A través de la organización Coordinación Colombia Europa Estados Unidos, de la que hacen parte 245 fundaciones que velan por los derechos humanos, ONG colombianas solicitaron al Comité contra la Desaparición Forzada en Ginebra (Suiza) que vigilara todo el proceso que las autoridades judiciales realizaran con el sargento (r) Bernardo Garzón Garzón. Este hombre fue calificado como “el eslabón perdido” en el caso del holocausto del Palacio de Justicia y, además, tendría información de otros 30 expedientes de desaparición forzada.
“Solicitamos realizar un seguimiento de la misma y de las acciones que adopten o se abstengan de adoptar las autoridades judiciales, con miras a determinar el paradero de las víctimas y a investigar los delitos de desaparición forzada involucrados en la situación (…) Después de dos décadas de evadir la justicia, fue capturado el 30 de enero, por el CTI, a instancias de organismos humanitarios el exsargento Bernardo Alfonso Garzón – exagente de inteligencia del Comando Operativo de Inteligencia y Contrainteligencia del Batallón Charry Solano involucrado en la preparación y/o ejecución de más de 30 desapariciones forzadas ocurridas en la ciudad de Bogotá, entre 1984 y 1990, de las cuales trece (13) de las víctimas son mujeres.”, se lee en la carta.
Y es que Garzón Garzón fue el primer oficial el acudir a la Procuraduría –dio dos declaraciones, una en 1991 y otra en 1994– para narrar cómo desde el Batallón Charry Solano supuestamente se habían coordinado una serie de operativos contra líderes de izquierda y personas señaladas de ser guerrilleras del M-19 para desaparecerlos. Sin embargo, tras haber iniciado el proceso contra distinto uniformados, el sargento (r) se retractó de sus declaraciones en 1996 y luego salió libre en 1997.

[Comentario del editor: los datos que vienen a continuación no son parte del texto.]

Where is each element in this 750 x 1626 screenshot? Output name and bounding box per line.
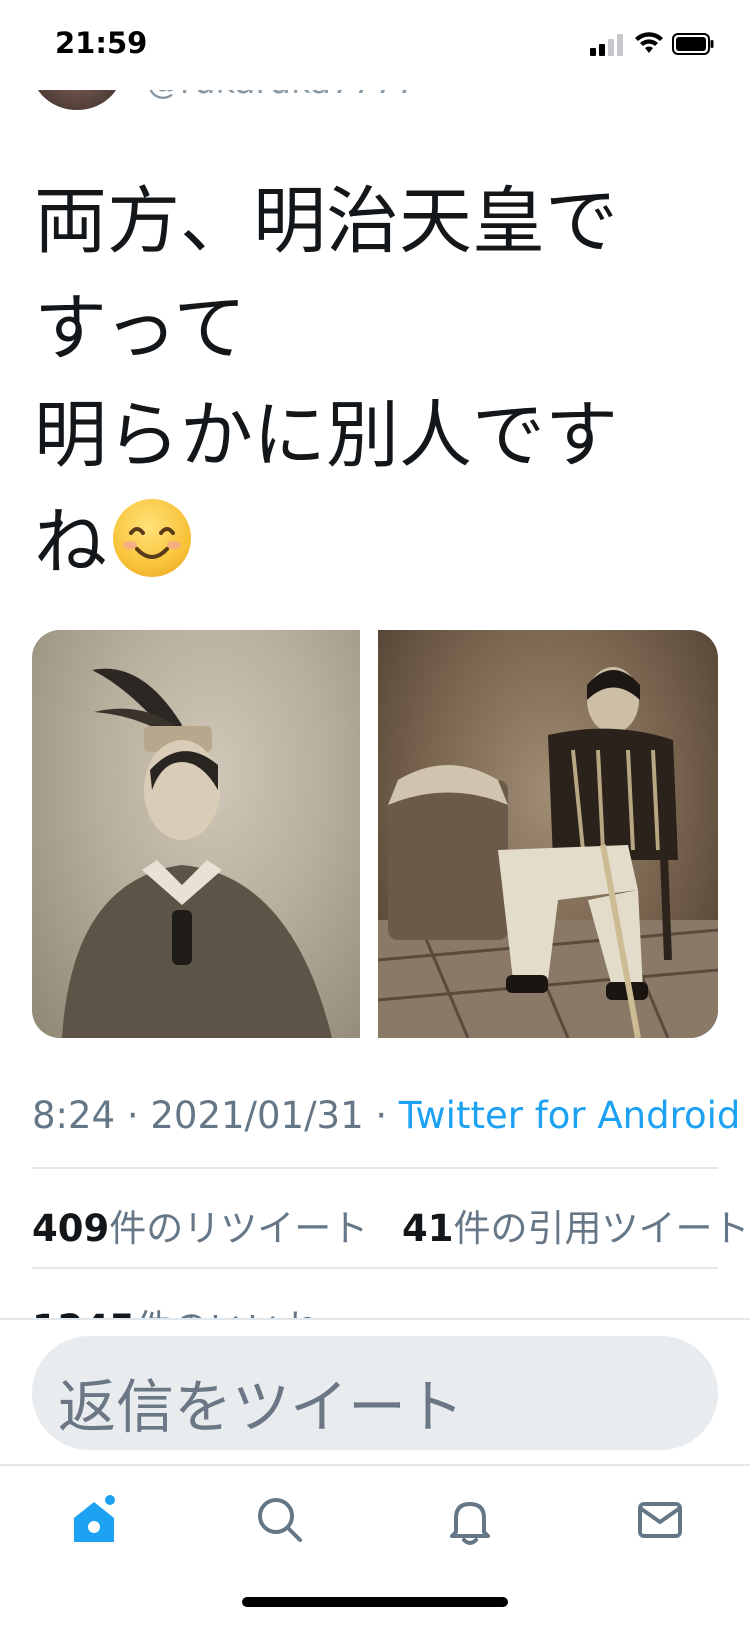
tweet-source-link[interactable]: Twitter for Android	[399, 1094, 740, 1137]
divider	[32, 1267, 718, 1269]
photo-portrait-right[interactable]	[377, 630, 718, 1038]
tweet-text: 両方、明治天皇で すって 明らかに別人です ね	[34, 168, 694, 596]
likes-stat[interactable]: 1245件のいいね	[32, 1298, 320, 1320]
tweet-line: 明らかに別人です	[34, 393, 618, 478]
tweet-line-text: ね	[34, 500, 107, 585]
battery-icon	[672, 33, 714, 55]
search-icon[interactable]	[252, 1492, 308, 1548]
tweet-stats: 409件のリツイート 41件の引用ツイート	[32, 1198, 750, 1252]
tweet-timestamp-row: 8:24 · 2021/01/31 · Twitter for Android	[32, 1094, 740, 1137]
status-bar: 21:59	[0, 0, 750, 90]
reply-input[interactable]: 返信をツイート	[32, 1336, 718, 1450]
retweets-label: 件のリツイート	[109, 1207, 369, 1250]
reply-placeholder: 返信をツイート	[58, 1373, 465, 1441]
messages-icon[interactable]	[632, 1492, 688, 1548]
divider	[32, 1167, 718, 1169]
tweet-line-last: ね	[34, 489, 694, 596]
smiling-face-emoji-icon	[113, 499, 191, 577]
status-time: 21:59	[55, 26, 148, 60]
tweet-line: 両方、明治天皇で	[34, 179, 618, 264]
quotes-count: 41	[402, 1207, 454, 1250]
quotes-label: 件の引用ツイート	[453, 1207, 750, 1250]
tweet-media[interactable]	[32, 630, 718, 1038]
tweet-line: すって	[34, 286, 247, 371]
quotes-stat[interactable]: 41件の引用ツイート	[402, 1198, 750, 1252]
wifi-icon	[635, 32, 663, 53]
retweets-count: 409	[32, 1207, 110, 1250]
home-icon[interactable]	[66, 1492, 122, 1548]
reply-bar: 返信をツイート	[0, 1318, 750, 1466]
photo-portrait-left[interactable]	[32, 630, 360, 1038]
tweet-timestamp: 8:24 · 2021/01/31 ·	[32, 1094, 399, 1137]
cellular-signal-icon	[590, 34, 624, 56]
retweets-stat[interactable]: 409件のリツイート	[32, 1198, 368, 1252]
home-indicator	[242, 1597, 508, 1607]
notifications-icon[interactable]	[442, 1492, 498, 1548]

Desde el 2010 Garzón tenía circular roja emitida por la Interpol después de la solicitud realizada por la Unidad de Derechos Humanos de la Fiscalía, que lo investiga por la desaparición forzada del exmilitante del M-19 Guillermo Marín y del teólogo Antonio Hernandez Niño desaparecidos forzadamente en abril de 1986. Este proceso se abrió después de que en el parque Los Novios de Bogotá, fue hallado el cuerpo sin vida de Hernández y rescatado Marín, quien había quedado gravemente herido y asimismo, quien denunció desde el exilio a Garzón y otros dos uniformados por los delitos de secuestro y tortura.
El sargento (r) “ha sido tristemente célebre por su participación en numerosas desapariciones forzadas y ejecuciones sumarias de militantes de izquierda y de población civil según las sentencias judiciales en los casos del Palacio de Justicia (Irma Franco y 11 empleadas y empleados de la cafetería) en 1985; Antonio Hernandez Niño y Guillermo Marín en 1986; Amparo Tordecilla y Carlos Uribe en 1989; y otros casos que están en total impunidad: Oscar William Calvo, Ángela Trujillo y Alejandro Arcila en 1985; Nydia Erika Bautista de Arellana, Cristóbal Triana, Bertil Prieto Carvajal, Francisco Luis Tobón, Blanca Emilia Mahecha Marín Rosalba Hurtado Ospina, María Yaneth Muños en 1987; y el de José Cuesta en 1988”, señaló el comunicado enviado al organismo internacional.
Este 2014 Colombia deberá presentar ante el Comité contra la Desaparición Forzada su primer informe sobre las investigaciones que se adelantan pro estos casos y por la situación que actualmente se vive en el país.